Consider the following data set:
Say graduation rates for a specific college's undergraduate program that are the following:
| Year | # of Graduates |
|---|---|
| Year 11 | 10,500 |
| Year 12 | 10,750 |
| Year 13 | 11,000 |
| Year 14 | 11,750 |
| Year 15 | 9,000 |
| Year 16 | 11,500 |
| Year 17 | 12,125 |
| Projected | # of Graduates |
| Year 18 | ? |
| Year 19 | ? |
| Year 20 | ? |
| Year 21 | ? |
| Year 22 | ? |
If I wanted to generate a data projection for the next five years using only these seven data points given; specifically, projecting Year 18 to Year 22 (five projected data points); what would be the mathematically correct way for choosing the weights to mathematically correctly generate these projected five data points?
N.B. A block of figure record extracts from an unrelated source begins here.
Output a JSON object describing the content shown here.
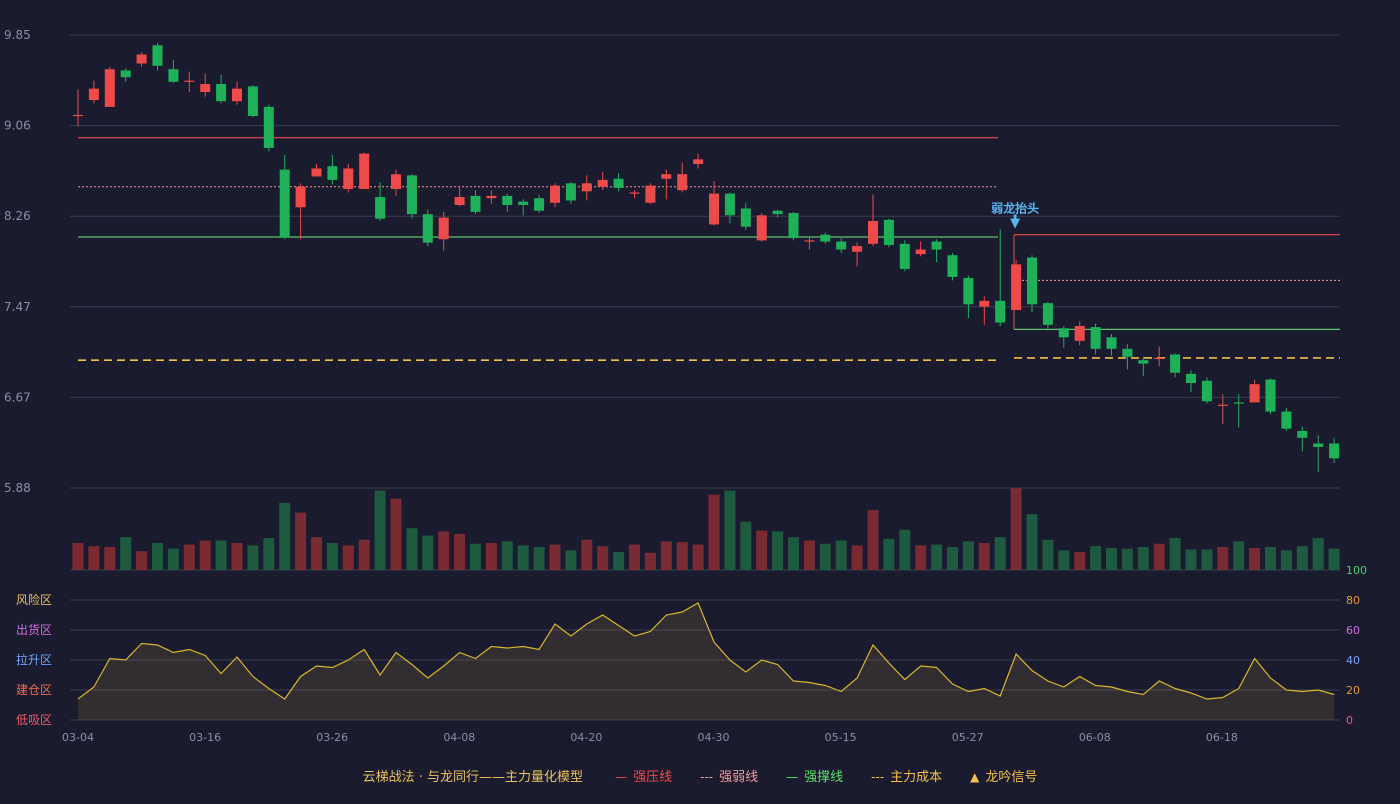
{
  "chart_data": {
    "type": "candlestick",
    "price_axis": {
      "ticks": [
        "9.85",
        "9.06",
        "8.26",
        "7.47",
        "6.67",
        "5.88"
      ],
      "min": 5.88,
      "max": 9.85
    },
    "x_axis": {
      "ticks": [
        "03-04",
        "03-16",
        "03-26",
        "04-08",
        "04-20",
        "04-30",
        "05-15",
        "05-27",
        "06-08",
        "06-18"
      ]
    },
    "candles": [
      [
        9.15,
        9.15,
        9.37,
        9.05
      ],
      [
        9.28,
        9.38,
        9.45,
        9.25
      ],
      [
        9.22,
        9.55,
        9.57,
        9.22
      ],
      [
        9.54,
        9.48,
        9.56,
        9.44
      ],
      [
        9.6,
        9.68,
        9.7,
        9.57
      ],
      [
        9.76,
        9.58,
        9.78,
        9.54
      ],
      [
        9.55,
        9.44,
        9.63,
        9.43
      ],
      [
        9.45,
        9.45,
        9.53,
        9.35
      ],
      [
        9.35,
        9.42,
        9.51,
        9.31
      ],
      [
        9.42,
        9.27,
        9.5,
        9.25
      ],
      [
        9.27,
        9.38,
        9.44,
        9.24
      ],
      [
        9.4,
        9.14,
        9.41,
        9.13
      ],
      [
        9.22,
        8.86,
        9.24,
        8.83
      ],
      [
        8.67,
        8.08,
        8.8,
        8.06
      ],
      [
        8.34,
        8.52,
        8.55,
        8.06
      ],
      [
        8.61,
        8.68,
        8.72,
        8.61
      ],
      [
        8.7,
        8.58,
        8.8,
        8.54
      ],
      [
        8.5,
        8.68,
        8.72,
        8.47
      ],
      [
        8.5,
        8.81,
        8.82,
        8.5
      ],
      [
        8.43,
        8.24,
        8.56,
        8.22
      ],
      [
        8.5,
        8.63,
        8.67,
        8.44
      ],
      [
        8.62,
        8.28,
        8.63,
        8.24
      ],
      [
        8.28,
        8.03,
        8.32,
        8.0
      ],
      [
        8.06,
        8.25,
        8.3,
        7.96
      ],
      [
        8.36,
        8.43,
        8.52,
        8.35
      ],
      [
        8.44,
        8.3,
        8.49,
        8.28
      ],
      [
        8.42,
        8.44,
        8.49,
        8.37
      ],
      [
        8.44,
        8.36,
        8.46,
        8.3
      ],
      [
        8.39,
        8.36,
        8.41,
        8.27
      ],
      [
        8.42,
        8.31,
        8.45,
        8.29
      ],
      [
        8.38,
        8.53,
        8.55,
        8.34
      ],
      [
        8.55,
        8.4,
        8.56,
        8.37
      ],
      [
        8.48,
        8.55,
        8.62,
        8.4
      ],
      [
        8.52,
        8.58,
        8.65,
        8.49
      ],
      [
        8.59,
        8.51,
        8.64,
        8.48
      ],
      [
        8.47,
        8.47,
        8.49,
        8.42
      ],
      [
        8.38,
        8.53,
        8.55,
        8.37
      ],
      [
        8.59,
        8.63,
        8.67,
        8.41
      ],
      [
        8.49,
        8.63,
        8.73,
        8.47
      ],
      [
        8.72,
        8.76,
        8.81,
        8.68
      ],
      [
        8.19,
        8.46,
        8.57,
        8.18
      ],
      [
        8.46,
        8.27,
        8.47,
        8.2
      ],
      [
        8.33,
        8.17,
        8.38,
        8.14
      ],
      [
        8.05,
        8.27,
        8.29,
        8.04
      ],
      [
        8.31,
        8.28,
        8.32,
        8.25
      ],
      [
        8.29,
        8.07,
        8.3,
        8.05
      ],
      [
        8.05,
        8.05,
        8.08,
        7.97
      ],
      [
        8.1,
        8.04,
        8.12,
        8.02
      ],
      [
        8.04,
        7.97,
        8.07,
        7.94
      ],
      [
        7.95,
        8.0,
        8.03,
        7.82
      ],
      [
        8.02,
        8.22,
        8.45,
        8.0
      ],
      [
        8.23,
        8.01,
        8.24,
        7.99
      ],
      [
        8.02,
        7.8,
        8.05,
        7.78
      ],
      [
        7.93,
        7.97,
        8.04,
        7.91
      ],
      [
        8.04,
        7.97,
        8.06,
        7.86
      ],
      [
        7.92,
        7.73,
        7.94,
        7.7
      ],
      [
        7.72,
        7.49,
        7.74,
        7.37
      ],
      [
        7.47,
        7.52,
        7.56,
        7.31
      ],
      [
        7.52,
        7.33,
        8.15,
        7.3
      ],
      [
        7.44,
        7.84,
        7.88,
        7.44
      ],
      [
        7.9,
        7.49,
        7.92,
        7.42
      ],
      [
        7.5,
        7.31,
        7.51,
        7.26
      ],
      [
        7.28,
        7.2,
        7.3,
        7.11
      ],
      [
        7.17,
        7.3,
        7.34,
        7.13
      ],
      [
        7.29,
        7.1,
        7.32,
        7.05
      ],
      [
        7.2,
        7.1,
        7.23,
        7.04
      ],
      [
        7.1,
        7.03,
        7.14,
        6.92
      ],
      [
        7.0,
        6.97,
        7.03,
        6.86
      ],
      [
        7.01,
        7.02,
        7.12,
        6.95
      ],
      [
        7.05,
        6.89,
        7.06,
        6.85
      ],
      [
        6.88,
        6.8,
        6.91,
        6.72
      ],
      [
        6.82,
        6.64,
        6.85,
        6.62
      ],
      [
        6.61,
        6.61,
        6.7,
        6.44
      ],
      [
        6.63,
        6.62,
        6.7,
        6.41
      ],
      [
        6.63,
        6.79,
        6.83,
        6.63
      ],
      [
        6.83,
        6.55,
        6.84,
        6.53
      ],
      [
        6.55,
        6.4,
        6.58,
        6.38
      ],
      [
        6.38,
        6.32,
        6.42,
        6.2
      ],
      [
        6.27,
        6.24,
        6.34,
        6.02
      ],
      [
        6.27,
        6.14,
        6.32,
        6.1
      ]
    ],
    "volumes": [
      0.33,
      0.29,
      0.28,
      0.4,
      0.23,
      0.33,
      0.26,
      0.31,
      0.36,
      0.36,
      0.33,
      0.3,
      0.39,
      0.82,
      0.7,
      0.4,
      0.33,
      0.3,
      0.37,
      0.97,
      0.87,
      0.51,
      0.42,
      0.47,
      0.44,
      0.32,
      0.33,
      0.35,
      0.3,
      0.28,
      0.31,
      0.24,
      0.37,
      0.29,
      0.22,
      0.31,
      0.21,
      0.35,
      0.34,
      0.31,
      0.92,
      0.97,
      0.59,
      0.48,
      0.47,
      0.4,
      0.36,
      0.32,
      0.36,
      0.3,
      0.73,
      0.38,
      0.49,
      0.3,
      0.31,
      0.28,
      0.35,
      0.33,
      0.4,
      1.0,
      0.68,
      0.37,
      0.24,
      0.22,
      0.29,
      0.27,
      0.26,
      0.28,
      0.32,
      0.39,
      0.25,
      0.25,
      0.28,
      0.35,
      0.27,
      0.28,
      0.24,
      0.29,
      0.39,
      0.26
    ],
    "zones": {
      "segment1": {
        "strong_pressure": 8.95,
        "strong_weak": 8.52,
        "strong_support": 8.08,
        "main_cost": 7.0
      },
      "segment2": {
        "strong_pressure": 8.1,
        "strong_weak": 7.7,
        "strong_support": 7.27,
        "main_cost": 7.02
      }
    },
    "signal": {
      "label": "弱龙抬头",
      "candle_index": 59
    },
    "indicator": {
      "left_labels": [
        {
          "text": "风险区",
          "color": "#e8c35a"
        },
        {
          "text": "出货区",
          "color": "#d36ae0"
        },
        {
          "text": "拉升区",
          "color": "#6ea3ff"
        },
        {
          "text": "建仓区",
          "color": "#ef6a52"
        },
        {
          "text": "低吸区",
          "color": "#ef5a6a"
        }
      ],
      "right_ticks": [
        {
          "text": "100",
          "color": "#3fd36a"
        },
        {
          "text": "80",
          "color": "#e89a2c"
        },
        {
          "text": "60",
          "color": "#d36ae0"
        },
        {
          "text": "40",
          "color": "#6ea3ff"
        },
        {
          "text": "20",
          "color": "#e89a2c"
        },
        {
          "text": "0",
          "color": "#ef5a6a"
        }
      ],
      "values": [
        14,
        22,
        41,
        40,
        51,
        50,
        45,
        47,
        43,
        31,
        42,
        29,
        21,
        14,
        29,
        36,
        35,
        40,
        47,
        30,
        45,
        37,
        28,
        36,
        45,
        41,
        49,
        48,
        49,
        47,
        64,
        56,
        64,
        70,
        63,
        56,
        59,
        70,
        72,
        78,
        52,
        40,
        32,
        40,
        37,
        26,
        25,
        23,
        19,
        28,
        50,
        38,
        27,
        36,
        35,
        24,
        19,
        21,
        16,
        44,
        33,
        26,
        22,
        29,
        23,
        22,
        19,
        17,
        26,
        21,
        18,
        14,
        15,
        21,
        41,
        28,
        20,
        19,
        20,
        17
      ],
      "range": [
        0,
        100
      ]
    },
    "legend": {
      "title": "云梯战法 · 与龙同行——主力量化模型",
      "items": [
        {
          "symbol": "—",
          "label": "强压线",
          "color": "#ef4a4a"
        },
        {
          "symbol": "---",
          "label": "强弱线",
          "color": "#f59a9a"
        },
        {
          "symbol": "—",
          "label": "强撑线",
          "color": "#5ee06a"
        },
        {
          "symbol": "---",
          "label": "主力成本",
          "color": "#f2c14a"
        },
        {
          "symbol": "▲",
          "label": "龙吟信号",
          "color": "#f2c14a"
        }
      ]
    },
    "colors": {
      "up": "#ef4a4a",
      "down": "#1fb15a",
      "vol_up": "#7a2a32",
      "vol_down": "#1d5a40",
      "grid": "#3a3d52",
      "axis_text": "#8a8ea3",
      "indicator_line": "#d8b52e",
      "signal": "#5ab4ef"
    }
  }
}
Specifically, given the following mathematical formula for weighted average (${{x}_{w}}$) as the sum of the: products of weights ($w$) of values ($v$), divided by the sum of the weights, given as:
${{x}_{w}}={[(w_1)(v_1)+(w_2)(v_2)+(w_3)(v_3)+{\cdot}{\cdot}{\cdot}+(w_n)(v_n) ]/[(w_1)+(w_2)+(w_3)+{\cdot}{\cdot}{\cdot}+(w_n)]}$
Then how do you mathematically correctly determine the values of the weights?
Remark: I'm sure this has something to do with time scale duration between each of the data points in this set; which in this case are equal to one another at 1 year each (365 days); but I don't know how that yields the mathematically correct determination of the weights?
Any help on this would be appreciated, thanks in advance.
There is no "mathematically correct" way. This is not a matter of mathematics. It is a matter of what model you believe best captures reality. The model you choose is based on your belief about how reality works -- not on mathematics.